Absolutely. If your left head light doesn't turn on do you replace it or do you check to see if ALL the lights are not turning on? You got stuck on the first thing you suspected, the fuel pump, but you never bothered to look further at other things in common with it. If a crankshaft position sensor quits intermittently, the Engine Computer will think the engine stopped rotating so it will turn off the fuel pump. Without the crank sensor's signal the computer doesn't know when to fire the ignition coil so you have no spark. The fuel pump and the lack of spark are the symptoms. They aren't the cause of the problem.

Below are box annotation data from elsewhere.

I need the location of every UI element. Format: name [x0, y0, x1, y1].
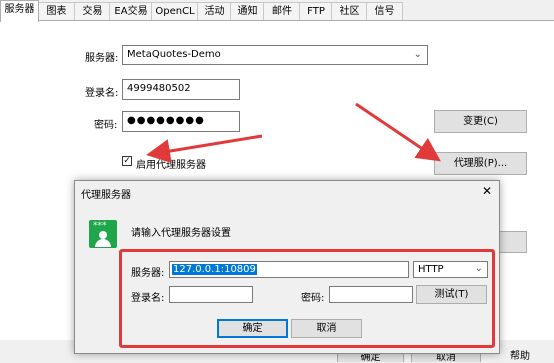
- tab-label: 邮件: [272, 6, 292, 17]
- tab-label: 社区: [339, 6, 360, 17]
- tab-trade[interactable]: 交易: [74, 2, 111, 21]
- login-value: 4999480502: [127, 83, 191, 94]
- tab-label: 信号: [374, 6, 395, 17]
- tab-email[interactable]: 邮件: [263, 2, 301, 21]
- icon-stars: ***: [93, 221, 107, 231]
- dialog-cancel-label: 取消: [316, 323, 337, 334]
- user-icon: ***: [89, 220, 117, 248]
- tab-label: OpenCL: [155, 6, 195, 17]
- tab-ftp[interactable]: FTP: [299, 2, 333, 21]
- proxy-type-value: HTTP: [418, 264, 444, 275]
- proxy-checkbox-label: 启用代理服务器: [136, 160, 206, 171]
- proxy-type-select[interactable]: HTTP ⌄: [413, 261, 488, 278]
- close-icon[interactable]: ✕: [482, 184, 492, 198]
- tab-signals[interactable]: 信号: [366, 2, 403, 21]
- password-field[interactable]: ●●●●●●●●: [122, 111, 240, 132]
- icon-head: [99, 231, 107, 239]
- proxy-button-label: 代理服(P)...: [453, 158, 508, 169]
- tab-label: 通知: [237, 6, 258, 17]
- tab-opencl[interactable]: OpenCL: [151, 2, 199, 21]
- dialog-cancel-button[interactable]: 取消: [291, 319, 362, 338]
- proxy-server-input[interactable]: 127.0.0.1:10809: [169, 261, 409, 278]
- dialog-prompt: 请输入代理服务器设置: [131, 228, 231, 239]
- test-button[interactable]: 测试(T): [416, 285, 487, 304]
- tab-community[interactable]: 社区: [331, 2, 368, 21]
- change-button[interactable]: 变更(C): [434, 110, 527, 133]
- login-label: 登录名:: [85, 88, 119, 99]
- tab-label: FTP: [307, 6, 325, 17]
- change-button-label: 变更(C): [463, 116, 498, 127]
- proxy-checkbox[interactable]: ✓: [122, 156, 132, 166]
- tab-label: EA交易: [114, 6, 148, 17]
- tab-charts[interactable]: 图表: [37, 2, 76, 21]
- checkmark-icon: ✓: [123, 156, 131, 166]
- tab-label: 交易: [82, 6, 103, 17]
- dialog-ok-label: 确定: [242, 323, 263, 334]
- help-button[interactable]: 帮助: [510, 347, 530, 362]
- tab-label: 服务器: [4, 4, 35, 15]
- server-label: 服务器:: [85, 53, 119, 64]
- proxy-dialog: 代理服务器 ✕ *** 请输入代理服务器设置 服务器: 127.0.0.1:10…: [74, 180, 500, 354]
- tab-notifications[interactable]: 通知: [230, 2, 265, 21]
- proxy-server-value: 127.0.0.1:10809: [172, 264, 257, 275]
- test-button-label: 测试(T): [434, 289, 469, 300]
- password-label: 密码:: [94, 120, 118, 131]
- proxy-password-label: 密码:: [301, 293, 325, 304]
- server-select[interactable]: MetaQuotes-Demo ⌄: [122, 45, 428, 65]
- tab-server[interactable]: 服务器: [0, 0, 39, 22]
- icon-body: [95, 239, 111, 247]
- password-value: ●●●●●●●●: [127, 115, 205, 126]
- dialog-title: 代理服务器: [81, 190, 131, 201]
- tab-label: 图表: [46, 6, 67, 17]
- proxy-password-input[interactable]: [329, 286, 413, 303]
- login-field[interactable]: 4999480502: [122, 79, 240, 100]
- proxy-server-label: 服务器:: [131, 268, 165, 279]
- server-value: MetaQuotes-Demo: [127, 49, 221, 60]
- tab-label: 活动: [204, 6, 225, 17]
- proxy-button[interactable]: 代理服(P)...: [434, 152, 527, 175]
- proxy-login-input[interactable]: [169, 286, 253, 303]
- tab-expert-advisors[interactable]: EA交易: [109, 2, 153, 21]
- chevron-down-icon: ⌄: [474, 263, 483, 274]
- dialog-ok-button[interactable]: 确定: [217, 319, 288, 338]
- chevron-down-icon: ⌄: [413, 49, 422, 60]
- tab-events[interactable]: 活动: [197, 2, 232, 21]
- hidden-button[interactable]: [497, 231, 527, 253]
- proxy-login-label: 登录名:: [131, 293, 165, 304]
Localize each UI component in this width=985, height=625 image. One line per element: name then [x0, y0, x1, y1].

In this case there's actually four circuits; the fuel pump, the ignition system, the injectors, and what triggers them. You're spending your time in the fuel supply system, (which could be the one with the problem), but first you need to see if other systems are shutting down. That would tell you to look at what they have in common.
If you still have spark when the engine quits, then you know anything in common is not the problem and to diagnose the fuel supply system. One potential clue is if only the pump quits while driving the engine will typically surge and sputter for a few seconds before stalling completely. With an intermittently failing sensor the engine will usually stall abruptly. It may fire again for a few seconds as you're coasting to a stop, then stall again multiple times but loss of spark causes instant changes. Loss of only fuel pressure causes gradual loss of power over a few seconds. That can be hard for car owners to distinguish but it is one of the things experienced mechanics look for.